Как получить значения x и y из объекта Groupby и построить контур?

  • что является лучшим / простым в использовании библиотекой шифрования в python
  • Итерация по результату PyoDBC без fetchall ()
  • Пядев - дважды вызывает функцию
  • Есть ли разница в вычислениях для Numpy vs Pandas?
  • Запустить скрипт Python в выбранном файле
  • Асинхронные обратные вызовы и генераторы Python
  • Можно ли использовать pip в Python Tools в Visual Studio?
  • Как перебрать начальные размеры массива Numpy?
  • 2 Solutions collect form web for “Создать контурный график из Pandas Groupby Dataframe”

    Большое спасибо! Моя ошибка заключалась в том, что я не понимал, что мне нужно применить некоторую функцию к файлу данных groupby, например .size() , чтобы работать с ним …

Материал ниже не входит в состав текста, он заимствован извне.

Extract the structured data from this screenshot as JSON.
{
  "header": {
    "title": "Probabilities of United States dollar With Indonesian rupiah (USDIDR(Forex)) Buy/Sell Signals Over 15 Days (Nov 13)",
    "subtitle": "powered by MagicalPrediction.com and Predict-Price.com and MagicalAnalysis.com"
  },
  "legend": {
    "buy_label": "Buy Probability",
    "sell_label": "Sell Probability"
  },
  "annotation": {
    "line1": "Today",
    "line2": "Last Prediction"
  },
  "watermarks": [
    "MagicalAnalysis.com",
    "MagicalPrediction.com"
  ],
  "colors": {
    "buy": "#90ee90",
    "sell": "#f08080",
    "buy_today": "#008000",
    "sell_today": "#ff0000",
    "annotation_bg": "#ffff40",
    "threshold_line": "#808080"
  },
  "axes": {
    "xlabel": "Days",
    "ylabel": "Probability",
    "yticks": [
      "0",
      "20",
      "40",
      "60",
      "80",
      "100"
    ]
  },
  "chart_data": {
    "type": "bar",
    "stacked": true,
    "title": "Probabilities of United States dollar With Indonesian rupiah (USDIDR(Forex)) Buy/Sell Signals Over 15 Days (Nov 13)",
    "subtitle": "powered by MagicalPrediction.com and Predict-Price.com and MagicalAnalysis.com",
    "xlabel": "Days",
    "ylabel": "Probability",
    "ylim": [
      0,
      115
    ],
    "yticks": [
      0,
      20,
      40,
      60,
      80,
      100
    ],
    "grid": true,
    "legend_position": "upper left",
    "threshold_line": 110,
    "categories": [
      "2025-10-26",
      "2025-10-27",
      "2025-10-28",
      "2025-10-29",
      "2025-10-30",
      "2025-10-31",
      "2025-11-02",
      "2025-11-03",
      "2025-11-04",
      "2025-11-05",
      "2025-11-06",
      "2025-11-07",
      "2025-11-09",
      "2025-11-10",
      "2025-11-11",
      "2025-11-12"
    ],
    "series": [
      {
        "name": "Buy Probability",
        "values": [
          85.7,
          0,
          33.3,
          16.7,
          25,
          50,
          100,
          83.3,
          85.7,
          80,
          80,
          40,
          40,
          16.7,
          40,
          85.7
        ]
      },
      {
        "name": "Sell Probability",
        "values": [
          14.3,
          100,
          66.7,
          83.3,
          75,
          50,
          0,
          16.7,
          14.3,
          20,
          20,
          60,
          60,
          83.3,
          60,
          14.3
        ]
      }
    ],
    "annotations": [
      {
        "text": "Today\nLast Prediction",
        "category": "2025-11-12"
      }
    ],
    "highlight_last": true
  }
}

     hdf = aggdf.groupby(['a','b']).size() hdf 

    дает мне

     ab 1 -2.0 1 -1.9 1 -1.8 1 -1.7 2 -1.6 5 -1.5 10 -1.4 9 -1.3 21 -1.2 34 -1.1 67 -1.0 65 -0.9 94 -0.8 180 -0.7 242 -0.6 239 ... 187 0.4 22 0.5 10 188 -0.6 2 -0.5 2 -0.4 1 -0.3 2 -0.2 5 -0.1 10 -0.0 18 0.1 19 0.2 20 0.3 13 0.4 7 0.5 5 0.6 1 Length: 8844, dtype: int64 

    С этим и вашей помощью CT Zhu я мог бы сделать

     hdfreset = hdf.reset_index() hdfreset.columns = ['a', 'b', 'occurrence'] hdfpivot=hdfreset.pivot('a', 'b') 

    и это, наконец, дало мне правильные значения для

     X=hdfpivot.columns.levels[1].values Y=hdfpivot.index.values Z=hdfpivot.values Xi,Yi = np.meshgrid(X, Y) plt.contourf(Yi, Xi, Z, alpha=0.7, cmap=plt.cm.jet); 

    что приводит к этому красивому контуру:

    введите описание изображения здесь

    Добро пожаловать в SO.

    Понятно, что для каждого из ваших уровней «a» количество уровней «b» не одинаково, поэтому я предлагаю следующее решение:

     In [44]: print df #an example, you can get your dataframe in to this by rest_index() ab value 0 0 1 0.336885 1 0 2 0.276750 2 0 3 0.796488 3 1 1 0.156050 4 1 2 0.401942 5 1 3 0.252651 6 2 1 0.861911 7 2 2 0.914803 8 2 3 0.869331 9 3 1 0.284757 10 3 2 0.488330 [11 rows x 3 columns] In [45]: #notice that you will have some 'NAN' values df=df.pivot('a', 'b', 'value') In [46]: X=df.columns.values Y=df.index.values Z=df.values x,y=np.meshgrid(X, Y) plt.contourf(x, y, Z) #the NAN will be plotted as white spaces Out[46]: <matplotlib.contour.QuadContourSet instance at 0x1081385a8> 

    введите описание изображения здесь

    Python - лучший язык программирования в мире.